By 1996 the bride was working on the family genealogy and wanted to enter information about the grandparents. Visiting with family in Rhode Island and Italy she attempted to find out about Sperlonga but no one could remember her name! She had been so despised that no one ever referred to her as anything but Sperlonga. Yet some of the siblings were friendly with cousins and half-siblings. Every year the family tree grew but without Sperlonga’s information.

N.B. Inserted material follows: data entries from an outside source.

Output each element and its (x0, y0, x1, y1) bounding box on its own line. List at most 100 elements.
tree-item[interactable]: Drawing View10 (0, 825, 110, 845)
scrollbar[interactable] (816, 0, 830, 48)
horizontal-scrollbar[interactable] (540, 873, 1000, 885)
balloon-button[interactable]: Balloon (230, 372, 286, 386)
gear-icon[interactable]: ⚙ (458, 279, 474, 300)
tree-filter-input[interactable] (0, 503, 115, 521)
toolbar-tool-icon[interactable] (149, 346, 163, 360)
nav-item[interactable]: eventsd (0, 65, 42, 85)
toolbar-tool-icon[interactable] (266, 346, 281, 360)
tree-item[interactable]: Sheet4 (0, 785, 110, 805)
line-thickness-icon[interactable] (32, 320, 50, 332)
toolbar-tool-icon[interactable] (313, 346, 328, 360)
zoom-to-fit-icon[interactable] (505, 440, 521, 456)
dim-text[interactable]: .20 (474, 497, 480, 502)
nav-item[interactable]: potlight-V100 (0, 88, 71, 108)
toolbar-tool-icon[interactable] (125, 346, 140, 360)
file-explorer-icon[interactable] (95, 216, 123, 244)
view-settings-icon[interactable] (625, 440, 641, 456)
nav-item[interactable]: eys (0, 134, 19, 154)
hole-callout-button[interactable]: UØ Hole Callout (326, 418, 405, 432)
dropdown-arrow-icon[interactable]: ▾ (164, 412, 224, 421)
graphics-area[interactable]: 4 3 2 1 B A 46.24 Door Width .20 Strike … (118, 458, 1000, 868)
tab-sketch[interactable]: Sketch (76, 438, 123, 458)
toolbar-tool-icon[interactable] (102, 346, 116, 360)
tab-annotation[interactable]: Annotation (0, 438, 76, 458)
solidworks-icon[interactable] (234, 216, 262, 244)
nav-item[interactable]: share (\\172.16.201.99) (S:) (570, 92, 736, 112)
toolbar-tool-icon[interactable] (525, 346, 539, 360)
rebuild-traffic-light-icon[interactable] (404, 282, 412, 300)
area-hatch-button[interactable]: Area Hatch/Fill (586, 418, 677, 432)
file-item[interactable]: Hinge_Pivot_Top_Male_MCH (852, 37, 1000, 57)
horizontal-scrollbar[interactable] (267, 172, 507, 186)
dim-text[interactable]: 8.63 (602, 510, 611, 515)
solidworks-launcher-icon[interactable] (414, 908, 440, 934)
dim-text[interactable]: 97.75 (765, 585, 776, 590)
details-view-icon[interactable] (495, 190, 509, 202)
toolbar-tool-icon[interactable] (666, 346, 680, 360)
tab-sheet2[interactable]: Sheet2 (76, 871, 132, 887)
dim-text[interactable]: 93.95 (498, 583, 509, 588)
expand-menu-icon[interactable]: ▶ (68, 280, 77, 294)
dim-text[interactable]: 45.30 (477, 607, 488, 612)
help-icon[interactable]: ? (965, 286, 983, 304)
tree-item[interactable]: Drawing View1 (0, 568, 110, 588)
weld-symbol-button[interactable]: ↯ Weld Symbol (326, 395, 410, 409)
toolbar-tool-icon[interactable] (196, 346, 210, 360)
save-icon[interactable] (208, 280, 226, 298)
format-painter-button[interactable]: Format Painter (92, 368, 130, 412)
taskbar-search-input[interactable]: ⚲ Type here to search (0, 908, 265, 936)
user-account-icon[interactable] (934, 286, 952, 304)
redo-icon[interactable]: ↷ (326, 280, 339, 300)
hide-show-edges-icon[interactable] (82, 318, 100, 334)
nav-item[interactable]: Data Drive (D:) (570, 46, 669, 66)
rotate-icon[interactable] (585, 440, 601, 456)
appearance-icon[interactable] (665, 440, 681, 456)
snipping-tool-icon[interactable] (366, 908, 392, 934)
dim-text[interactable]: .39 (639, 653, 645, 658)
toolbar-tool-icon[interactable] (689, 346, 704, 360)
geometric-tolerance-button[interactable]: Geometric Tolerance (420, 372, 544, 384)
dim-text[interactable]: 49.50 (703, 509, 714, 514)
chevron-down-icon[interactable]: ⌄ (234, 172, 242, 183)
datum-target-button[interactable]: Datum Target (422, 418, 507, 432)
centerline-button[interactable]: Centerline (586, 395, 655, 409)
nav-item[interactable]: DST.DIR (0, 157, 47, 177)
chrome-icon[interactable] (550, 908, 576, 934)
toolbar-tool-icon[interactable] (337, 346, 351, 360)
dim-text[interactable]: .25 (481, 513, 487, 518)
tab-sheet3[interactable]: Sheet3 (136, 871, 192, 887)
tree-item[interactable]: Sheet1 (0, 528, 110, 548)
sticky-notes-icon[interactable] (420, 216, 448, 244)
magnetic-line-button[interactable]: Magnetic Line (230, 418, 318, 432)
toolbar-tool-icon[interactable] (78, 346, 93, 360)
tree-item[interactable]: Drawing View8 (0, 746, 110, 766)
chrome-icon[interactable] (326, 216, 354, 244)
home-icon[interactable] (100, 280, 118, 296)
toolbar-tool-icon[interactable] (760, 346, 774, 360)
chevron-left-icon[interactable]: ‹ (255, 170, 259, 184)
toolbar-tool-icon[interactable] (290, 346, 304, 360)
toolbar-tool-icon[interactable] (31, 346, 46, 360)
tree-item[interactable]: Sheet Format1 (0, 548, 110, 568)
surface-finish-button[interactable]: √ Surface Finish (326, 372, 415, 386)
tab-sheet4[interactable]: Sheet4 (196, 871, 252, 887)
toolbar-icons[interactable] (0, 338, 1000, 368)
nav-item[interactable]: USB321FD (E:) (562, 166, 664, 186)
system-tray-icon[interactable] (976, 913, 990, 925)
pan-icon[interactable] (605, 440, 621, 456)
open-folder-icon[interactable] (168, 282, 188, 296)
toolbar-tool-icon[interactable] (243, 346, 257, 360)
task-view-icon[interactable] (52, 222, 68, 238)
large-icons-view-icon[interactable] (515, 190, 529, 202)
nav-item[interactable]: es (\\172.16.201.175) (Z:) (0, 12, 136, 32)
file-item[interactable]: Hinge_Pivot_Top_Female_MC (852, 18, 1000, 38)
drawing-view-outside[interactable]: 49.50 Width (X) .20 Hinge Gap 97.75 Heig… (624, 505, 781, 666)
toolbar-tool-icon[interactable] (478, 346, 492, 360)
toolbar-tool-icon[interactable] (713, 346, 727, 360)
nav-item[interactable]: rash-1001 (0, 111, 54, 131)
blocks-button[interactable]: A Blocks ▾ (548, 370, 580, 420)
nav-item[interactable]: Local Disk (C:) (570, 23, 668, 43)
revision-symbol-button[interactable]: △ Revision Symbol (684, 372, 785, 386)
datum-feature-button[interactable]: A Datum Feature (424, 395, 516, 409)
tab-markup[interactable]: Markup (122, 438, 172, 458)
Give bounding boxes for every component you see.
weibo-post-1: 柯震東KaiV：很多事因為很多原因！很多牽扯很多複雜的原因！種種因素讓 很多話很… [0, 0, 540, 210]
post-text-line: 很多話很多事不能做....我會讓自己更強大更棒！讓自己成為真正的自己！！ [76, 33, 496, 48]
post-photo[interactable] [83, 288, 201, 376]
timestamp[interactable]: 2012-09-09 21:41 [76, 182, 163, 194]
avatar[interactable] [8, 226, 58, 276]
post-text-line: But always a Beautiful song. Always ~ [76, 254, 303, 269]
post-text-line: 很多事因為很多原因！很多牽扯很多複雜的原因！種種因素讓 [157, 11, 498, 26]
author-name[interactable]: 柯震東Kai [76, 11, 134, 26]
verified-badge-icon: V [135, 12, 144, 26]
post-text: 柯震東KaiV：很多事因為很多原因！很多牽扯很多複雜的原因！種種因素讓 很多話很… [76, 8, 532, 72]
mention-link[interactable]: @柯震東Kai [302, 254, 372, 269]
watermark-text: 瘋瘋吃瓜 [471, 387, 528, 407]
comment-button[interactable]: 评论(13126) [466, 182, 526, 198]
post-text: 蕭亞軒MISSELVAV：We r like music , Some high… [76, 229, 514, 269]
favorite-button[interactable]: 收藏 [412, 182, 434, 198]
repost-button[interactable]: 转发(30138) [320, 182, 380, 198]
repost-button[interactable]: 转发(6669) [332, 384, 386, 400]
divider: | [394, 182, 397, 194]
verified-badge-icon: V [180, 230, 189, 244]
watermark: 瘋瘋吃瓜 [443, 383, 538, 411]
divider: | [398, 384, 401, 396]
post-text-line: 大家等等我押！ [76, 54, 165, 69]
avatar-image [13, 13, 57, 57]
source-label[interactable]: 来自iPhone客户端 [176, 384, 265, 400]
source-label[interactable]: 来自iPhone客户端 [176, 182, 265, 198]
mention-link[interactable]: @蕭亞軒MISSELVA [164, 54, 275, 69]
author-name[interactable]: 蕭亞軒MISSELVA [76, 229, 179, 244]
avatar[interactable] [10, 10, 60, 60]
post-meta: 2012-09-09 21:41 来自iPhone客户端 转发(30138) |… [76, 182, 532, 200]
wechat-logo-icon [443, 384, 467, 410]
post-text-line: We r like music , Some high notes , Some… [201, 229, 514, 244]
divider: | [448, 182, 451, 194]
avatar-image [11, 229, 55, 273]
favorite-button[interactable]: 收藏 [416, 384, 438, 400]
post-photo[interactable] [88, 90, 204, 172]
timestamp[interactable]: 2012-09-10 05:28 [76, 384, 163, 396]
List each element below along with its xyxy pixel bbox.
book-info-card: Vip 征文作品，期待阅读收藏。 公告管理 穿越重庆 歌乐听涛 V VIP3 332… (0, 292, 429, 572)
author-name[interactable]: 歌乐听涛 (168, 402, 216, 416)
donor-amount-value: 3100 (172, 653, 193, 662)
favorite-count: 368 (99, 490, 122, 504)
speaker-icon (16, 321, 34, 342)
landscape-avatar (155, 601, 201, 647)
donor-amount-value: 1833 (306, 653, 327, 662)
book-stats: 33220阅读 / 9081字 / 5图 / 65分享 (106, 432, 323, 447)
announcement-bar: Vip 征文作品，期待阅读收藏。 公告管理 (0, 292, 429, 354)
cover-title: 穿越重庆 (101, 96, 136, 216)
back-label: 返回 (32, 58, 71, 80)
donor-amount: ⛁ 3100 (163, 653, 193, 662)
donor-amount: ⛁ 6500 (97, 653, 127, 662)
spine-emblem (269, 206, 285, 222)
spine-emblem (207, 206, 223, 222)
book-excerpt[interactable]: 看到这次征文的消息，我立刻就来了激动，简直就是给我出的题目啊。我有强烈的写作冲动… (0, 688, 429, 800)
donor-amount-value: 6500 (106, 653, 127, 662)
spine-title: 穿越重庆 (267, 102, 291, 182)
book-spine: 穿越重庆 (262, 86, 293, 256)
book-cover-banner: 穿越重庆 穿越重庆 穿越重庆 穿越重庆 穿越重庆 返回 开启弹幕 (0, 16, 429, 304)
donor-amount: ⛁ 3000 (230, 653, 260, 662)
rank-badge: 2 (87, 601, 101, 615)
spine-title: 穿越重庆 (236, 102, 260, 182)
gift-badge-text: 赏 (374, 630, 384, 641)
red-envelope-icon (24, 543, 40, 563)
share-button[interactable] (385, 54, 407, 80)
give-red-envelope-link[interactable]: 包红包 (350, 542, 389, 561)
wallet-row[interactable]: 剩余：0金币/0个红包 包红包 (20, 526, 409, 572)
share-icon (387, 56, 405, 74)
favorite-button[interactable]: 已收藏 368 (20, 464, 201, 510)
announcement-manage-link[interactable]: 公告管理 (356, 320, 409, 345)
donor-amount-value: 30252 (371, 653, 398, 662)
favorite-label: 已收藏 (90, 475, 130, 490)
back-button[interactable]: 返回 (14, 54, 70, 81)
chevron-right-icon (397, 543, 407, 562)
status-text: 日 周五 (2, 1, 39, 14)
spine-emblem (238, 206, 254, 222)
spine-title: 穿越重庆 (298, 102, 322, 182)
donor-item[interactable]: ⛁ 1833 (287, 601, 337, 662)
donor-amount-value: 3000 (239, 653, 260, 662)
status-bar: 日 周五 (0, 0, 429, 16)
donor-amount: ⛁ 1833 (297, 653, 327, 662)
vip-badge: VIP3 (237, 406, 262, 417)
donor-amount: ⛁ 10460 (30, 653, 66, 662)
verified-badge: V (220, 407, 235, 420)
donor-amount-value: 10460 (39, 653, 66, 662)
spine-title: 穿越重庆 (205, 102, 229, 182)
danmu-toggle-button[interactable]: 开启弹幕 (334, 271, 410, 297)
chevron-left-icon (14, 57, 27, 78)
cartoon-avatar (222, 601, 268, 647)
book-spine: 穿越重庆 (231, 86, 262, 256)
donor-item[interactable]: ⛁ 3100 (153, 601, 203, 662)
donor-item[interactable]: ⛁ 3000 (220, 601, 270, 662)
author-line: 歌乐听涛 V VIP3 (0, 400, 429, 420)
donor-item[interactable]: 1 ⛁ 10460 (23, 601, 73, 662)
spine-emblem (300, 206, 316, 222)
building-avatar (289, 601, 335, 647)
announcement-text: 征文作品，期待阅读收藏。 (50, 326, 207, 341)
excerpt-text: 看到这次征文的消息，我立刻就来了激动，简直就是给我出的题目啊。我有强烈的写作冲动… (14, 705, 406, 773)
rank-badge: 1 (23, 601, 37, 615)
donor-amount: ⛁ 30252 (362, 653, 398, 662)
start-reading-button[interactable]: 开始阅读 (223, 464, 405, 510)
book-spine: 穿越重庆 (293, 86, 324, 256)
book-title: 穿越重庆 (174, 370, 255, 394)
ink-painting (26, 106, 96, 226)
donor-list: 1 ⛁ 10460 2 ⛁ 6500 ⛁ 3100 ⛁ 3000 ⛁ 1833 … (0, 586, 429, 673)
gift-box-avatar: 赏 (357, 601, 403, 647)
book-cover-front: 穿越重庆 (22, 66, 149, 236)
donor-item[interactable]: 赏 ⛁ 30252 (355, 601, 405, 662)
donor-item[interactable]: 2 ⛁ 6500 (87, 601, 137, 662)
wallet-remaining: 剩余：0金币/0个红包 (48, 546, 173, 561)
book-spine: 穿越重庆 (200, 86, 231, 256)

The Italian branches found it amusing that the crazy American was able to add so much information each year. They were soon enjoying adding new names too. All that time Sperlonga remained a mystery. They traveled with family on vacation in 2005. While in Itri, they had a chance to visit with a cousin through Zio, Mama’s brother. The cousin and his wife came to dinner one evening. While relaxing with coffee, the family tree banner was unrolled and she asked the cousin to help fill in missing names. He read the eight foot banner and began to laugh.” Why do you still call that poor dead old woman Sperlonga? Hasn’t it been long enough to let her rest in peace?” She looked up suddenly – everyone else was staring at him. “Do you know her name?” “Of course, it’s ….!” She happily wrote as he spelled it!

That weekend, everyone made the trip to Tarquinia to visit another sister and family. One more time the banner was unrolled and everyone had fun checking out new names. Two nieces both excitedly noted Sperlonga had a name – the sister was in the kitchen and heard them. She called out, “that’s not her name! It’s ….!” Now it was the girls’ turns to be shocked! “For five years you did not know. What happened?” The sister laughed that hearing it said wrong triggered her long buried memory! So finally, poor old Sperlonga has been given her name. Maybe this will afford her a bit of peace.